Like Russian Rule-etiquette.
<zen>
~jwf~
Later in another thread on Buddhism at Post 205:
http://www.bbc.co.uk/dna/h2g2/alabaster/F19585?thread=7293964&post=92668607#p92668607
I said (again in response to Effers):
>> Have you ever had the 'senses' of an extinct organism? <<
Interesting question.
First let me suggest that 'extinct' can only be applied to species or 'types' of species
of which we have fossil evidence but find no living examples We say they have
'died out' but we can't always know whether they had mutant offspring or came
to a complete dead end. The daisy chain of evolution or the tree of life imagery
seems to focus too much on similar skeletal structures and body types.
I tend not to think of linear or descending generations of body types but rather the
passing on of 'skillsets' or 'capabilities' or 'instinctive behaviors'. (Although it is
likely that new skills are often the result of physical variation/mutation - the so-called
'progress' of evolution.)
So let's take one of the most basic 'skills', the natural attraction to light of
photosynthetic organisms. It was long thought that these 'light eating' beings
were the first living things, but it is lately being suggested that they were perhaps
a mutation from 'heat sensitive' beings that converted heat energy emanating
from undersea volcanic vents deep in the dark lightless oceans where 'the first
life' began.
Once able to 'digest' the raw energy of light, instead of heat, critters
evolved and moved up toward the surface and beyond. Many (perhaps billions)
of various photosensitive species evolved and have since become 'extinct'. And yet
most of today's living species, including ourselves, still have a tendency to be
attracted to light.
While the first photosensitive critters are long gone, the propensity to seek
light lives on in both 'primitive' and 'advanced' life forms. I'd say that was
a primary meme, and just one of many which we experience on many levels of
consciousness that require only sentience without any consciously directed
perception or human intelligence.
When I am enjoying a warm sunny day it is possible (to my way of thinking)

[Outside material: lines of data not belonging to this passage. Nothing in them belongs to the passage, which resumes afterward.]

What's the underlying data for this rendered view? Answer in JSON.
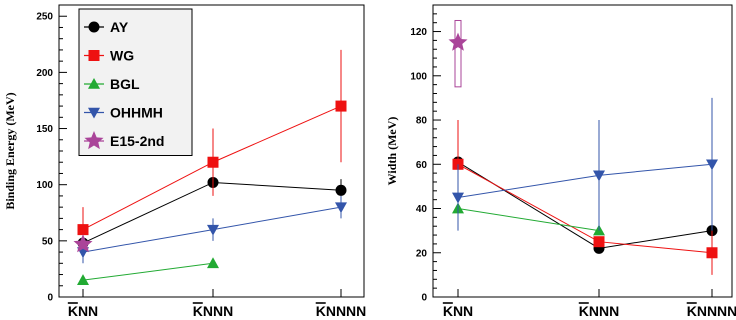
{
  "chart_data": [
    {
      "type": "line",
      "ylabel": "Binding Energy (MeV)",
      "categories": [
        "KNN",
        "KNNN",
        "KNNNN"
      ],
      "ylim": [
        0,
        260
      ],
      "yticks": [
        0,
        50,
        100,
        150,
        200,
        250
      ],
      "grid": false,
      "legend": "top-left",
      "series": [
        {
          "name": "AY",
          "color": "#000000",
          "marker": "circle",
          "points": [
            {
              "x": 0,
              "y": 48,
              "lo": 43,
              "hi": 53
            },
            {
              "x": 1,
              "y": 102,
              "lo": 92,
              "hi": 112
            },
            {
              "x": 2,
              "y": 95,
              "lo": 85,
              "hi": 105
            }
          ]
        },
        {
          "name": "WG",
          "color": "#ee1111",
          "marker": "square",
          "points": [
            {
              "x": 0,
              "y": 60,
              "lo": 50,
              "hi": 80
            },
            {
              "x": 1,
              "y": 120,
              "lo": 90,
              "hi": 150
            },
            {
              "x": 2,
              "y": 170,
              "lo": 120,
              "hi": 220
            }
          ]
        },
        {
          "name": "BGL",
          "color": "#22aa33",
          "marker": "triangle-up",
          "points": [
            {
              "x": 0,
              "y": 15
            },
            {
              "x": 1,
              "y": 30
            }
          ]
        },
        {
          "name": "OHHMH",
          "color": "#3355aa",
          "marker": "triangle-down",
          "points": [
            {
              "x": 0,
              "y": 40,
              "lo": 30,
              "hi": 50
            },
            {
              "x": 1,
              "y": 60,
              "lo": 50,
              "hi": 70
            },
            {
              "x": 2,
              "y": 80,
              "lo": 70,
              "hi": 90
            }
          ]
        },
        {
          "name": "E15-2nd",
          "color": "#aa4499",
          "marker": "star",
          "connect": false,
          "points": [
            {
              "x": 0,
              "y": 47
            }
          ]
        }
      ]
    },
    {
      "type": "line",
      "ylabel": "Width (MeV)",
      "categories": [
        "KNN",
        "KNNN",
        "KNNNN"
      ],
      "ylim": [
        0,
        132
      ],
      "yticks": [
        0,
        20,
        40,
        60,
        80,
        100,
        120
      ],
      "grid": false,
      "series": [
        {
          "name": "AY",
          "color": "#000000",
          "marker": "circle",
          "points": [
            {
              "x": 0,
              "y": 61
            },
            {
              "x": 1,
              "y": 22
            },
            {
              "x": 2,
              "y": 30,
              "lo": 26,
              "hi": 34
            }
          ]
        },
        {
          "name": "WG",
          "color": "#ee1111",
          "marker": "square",
          "points": [
            {
              "x": 0,
              "y": 60,
              "lo": 40,
              "hi": 80
            },
            {
              "x": 1,
              "y": 25
            },
            {
              "x": 2,
              "y": 20,
              "lo": 10,
              "hi": 30
            }
          ]
        },
        {
          "name": "BGL",
          "color": "#22aa33",
          "marker": "triangle-up",
          "points": [
            {
              "x": 0,
              "y": 40
            },
            {
              "x": 1,
              "y": 30
            }
          ]
        },
        {
          "name": "OHHMH",
          "color": "#3355aa",
          "marker": "triangle-down",
          "points": [
            {
              "x": 0,
              "y": 45,
              "lo": 30,
              "hi": 60
            },
            {
              "x": 1,
              "y": 55,
              "lo": 30,
              "hi": 80
            },
            {
              "x": 2,
              "y": 60,
              "lo": 30,
              "hi": 90
            }
          ]
        },
        {
          "name": "E15-2nd",
          "color": "#aa4499",
          "marker": "star",
          "connect": false,
          "points": [
            {
              "x": 0,
              "y": 115,
              "lo": 95,
              "hi": 125,
              "box": true
            }
          ]
        }
      ]
    }
  ]
}
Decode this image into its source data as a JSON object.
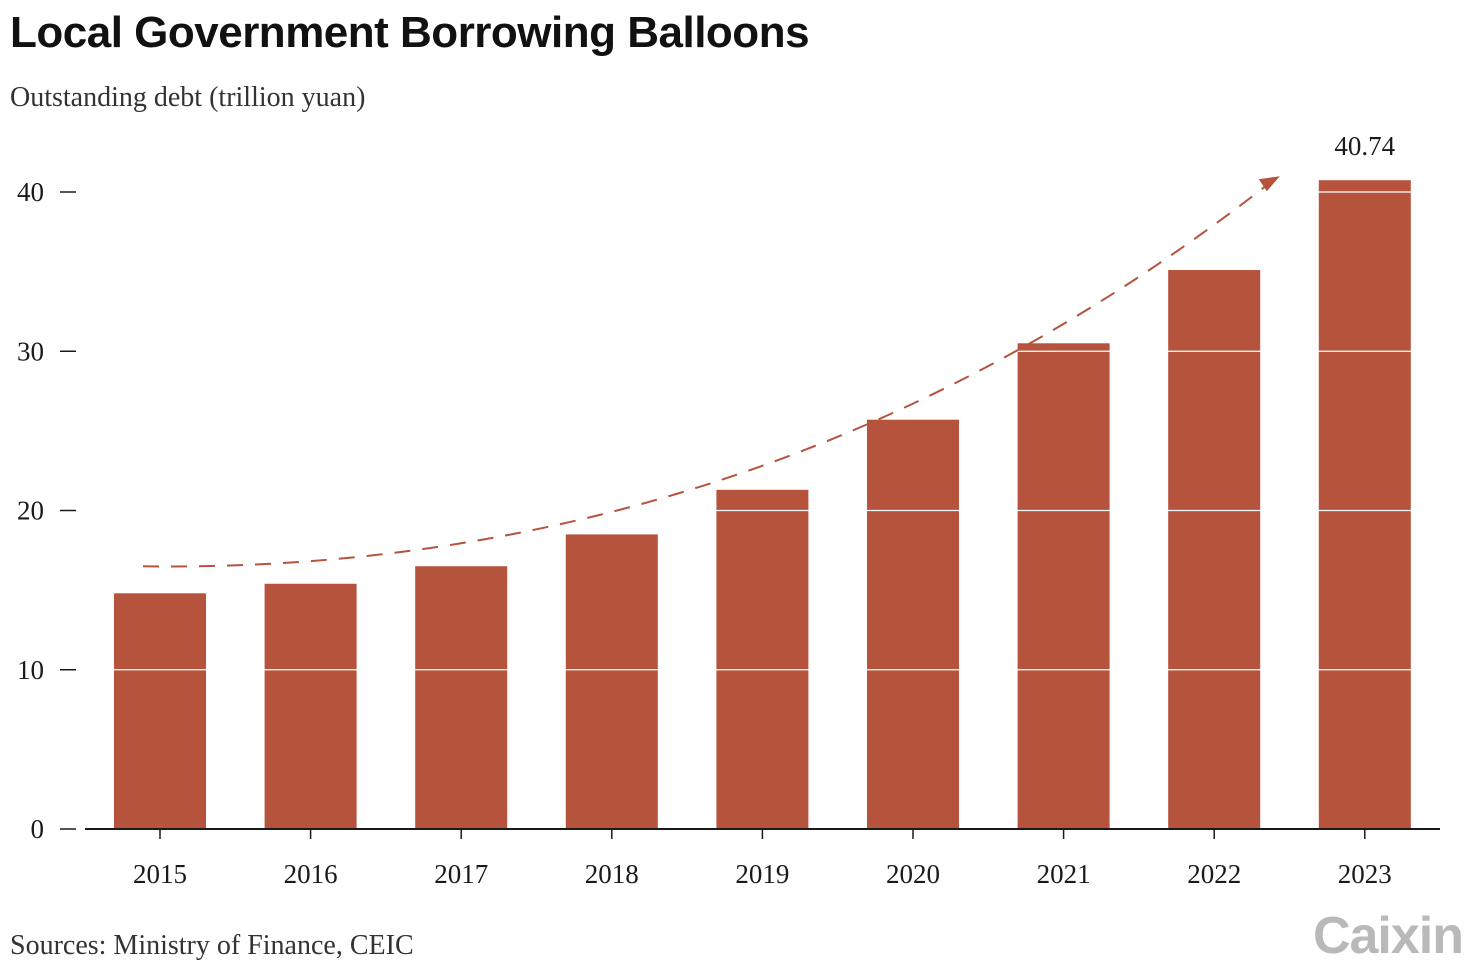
{
  "title": "Local Government Borrowing Balloons",
  "subtitle": "Outstanding debt (trillion yuan)",
  "source": "Sources: Ministry of Finance, CEIC",
  "logo_text": "Caixin",
  "colors": {
    "bar": "#b5533c",
    "trend": "#b5533c",
    "axis": "#1a1a1a",
    "gridline": "#ffffff"
  },
  "chart_data": {
    "type": "bar",
    "title": "Local Government Borrowing Balloons",
    "ylabel": "Outstanding debt (trillion yuan)",
    "xlabel": "",
    "categories": [
      "2015",
      "2016",
      "2017",
      "2018",
      "2019",
      "2020",
      "2021",
      "2022",
      "2023"
    ],
    "values": [
      14.8,
      15.4,
      16.5,
      18.5,
      21.3,
      25.7,
      30.5,
      35.1,
      40.74
    ],
    "ylim": [
      0,
      42
    ],
    "yticks": [
      0,
      10,
      20,
      30,
      40
    ],
    "grid": true,
    "annotations": [
      {
        "category": "2023",
        "text": "40.74"
      }
    ],
    "trend_arrow": {
      "style": "dashed",
      "from": "2015",
      "to": "2023"
    }
  }
}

that parts of the 90% of my brain I'm 'not using' somehow share the feeling of
such experiences with millions of long dead, even extinct critters, who have
'memories' of similar occasions of warmth and light as it impacts my neurochemistry
on a molecular level.
When I stand in a meadow and feel the breeze and smell the flowers and grasses,
who can say that that 'moment' is not shared with some communal consciousness
buried deep in my genes.
One cannot be fully aware, fully focused or fully conscious for long (if in fact we can
ever be totally aware). And we do know that we have a 'subconscious' mind, an
'autonomic' nervous system, instincts, intuitions, feelings that are far from understood.
So until some of these atheist scientists figger out how memes work (at some neurochemical
level) I am content to believe that all 'sensitive' creatures contain within them a natural,
unconscious capacity to share common memetic experiences with the ancestral 'cells'
and 'neurological patterns' that make up our 'hearts' and 'minds'.